Online bipartite matching with imperfect advice
Davin Choo, Themis Gouleakis, Chun Kai Ling, Arnab Bhattacharyya
TL;DR
This work investigates online unweighted bipartite matching with $n$ offline and $n$ online vertices under adversarial and random-order arrival models. It proves that no learning-augmented method can be both $1$-consistent and strictly surpass the $1/2$-robust baseline in the adversarial model, contrasting with the $1-1/e$ benchmark for advice-free algorithms.
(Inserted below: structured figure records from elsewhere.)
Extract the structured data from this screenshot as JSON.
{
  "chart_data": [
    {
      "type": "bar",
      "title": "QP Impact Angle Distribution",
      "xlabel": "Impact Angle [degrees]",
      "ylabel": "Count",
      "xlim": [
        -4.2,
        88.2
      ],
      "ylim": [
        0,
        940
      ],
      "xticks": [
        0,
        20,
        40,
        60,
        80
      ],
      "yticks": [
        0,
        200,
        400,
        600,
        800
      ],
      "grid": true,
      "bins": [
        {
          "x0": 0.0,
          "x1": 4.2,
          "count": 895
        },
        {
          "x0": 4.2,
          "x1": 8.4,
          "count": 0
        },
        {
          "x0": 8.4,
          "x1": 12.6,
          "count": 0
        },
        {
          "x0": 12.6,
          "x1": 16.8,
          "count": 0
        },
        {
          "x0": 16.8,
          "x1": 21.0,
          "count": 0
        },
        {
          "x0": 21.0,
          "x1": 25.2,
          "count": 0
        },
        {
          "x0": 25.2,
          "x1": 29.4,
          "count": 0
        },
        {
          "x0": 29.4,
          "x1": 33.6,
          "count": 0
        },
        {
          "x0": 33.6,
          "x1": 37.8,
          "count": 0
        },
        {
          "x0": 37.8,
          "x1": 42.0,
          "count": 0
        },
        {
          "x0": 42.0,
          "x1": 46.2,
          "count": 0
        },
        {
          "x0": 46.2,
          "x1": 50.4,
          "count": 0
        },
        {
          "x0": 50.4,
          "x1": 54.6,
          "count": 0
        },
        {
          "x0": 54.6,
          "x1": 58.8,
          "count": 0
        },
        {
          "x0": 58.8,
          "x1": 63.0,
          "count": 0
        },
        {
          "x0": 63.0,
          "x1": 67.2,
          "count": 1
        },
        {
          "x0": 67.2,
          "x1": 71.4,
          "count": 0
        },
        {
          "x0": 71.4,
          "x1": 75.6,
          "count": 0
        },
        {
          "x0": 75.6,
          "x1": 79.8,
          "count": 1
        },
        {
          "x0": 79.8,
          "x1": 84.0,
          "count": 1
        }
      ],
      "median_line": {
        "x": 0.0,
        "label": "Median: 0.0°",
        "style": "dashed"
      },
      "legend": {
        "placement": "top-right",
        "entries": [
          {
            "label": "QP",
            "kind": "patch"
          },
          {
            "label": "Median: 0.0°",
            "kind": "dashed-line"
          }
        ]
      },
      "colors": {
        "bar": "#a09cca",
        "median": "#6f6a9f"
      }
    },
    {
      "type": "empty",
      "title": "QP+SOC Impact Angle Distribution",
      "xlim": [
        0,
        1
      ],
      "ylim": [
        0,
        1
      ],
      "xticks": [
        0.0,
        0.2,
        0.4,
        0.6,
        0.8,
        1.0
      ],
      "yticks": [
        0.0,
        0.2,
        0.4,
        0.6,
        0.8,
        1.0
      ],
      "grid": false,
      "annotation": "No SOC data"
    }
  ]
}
In the Random Order setting, it introduces TestAndMatch, a meta-algorithm that achieves $1$-consistency and a robust ratio approaching the best advice-free bound, while gracefully degrading with advice quality via a sublinear distribution-testing phase that estimates the $L_1$ distance between realized and predicted type-count distributions. The approach leverages distribution-testing techniques (Poissonization, MinimaxTest) to quantify advice quality using only a small initial sample, enabling practical extensions like remapping and coarsening of advice and patching for imperfect advice. Overall, the paper provides a principled, testable framework for incorporating imperfect predictive information into online matching, with theoretical guarantees that interpolate between baseline performance and optimality depending on advice fidelity.
Abstract
We study the problem of online unweighted bipartite matching with $n$ offline vertices and $n$ online vertices where one wishes to be competitive against the optimal offline algorithm. While the classic RANKING algorithm of Karp et al. [1990] provably attains competitive ratio of $1-1/e > 1/2$, we show that no learning-augmented method can be both 1-consistent and strictly better than $1/2$-robust under the adversarial arrival model. Meanwhile, under the random arrival model, we show how one can utilize methods from distribution testing to design an algorithm that takes in external advice about the online vertices and provably achieves competitive ratio interpolating between any ratio attainable by advice-free methods and the optimal ratio of 1, depending on the advice quality.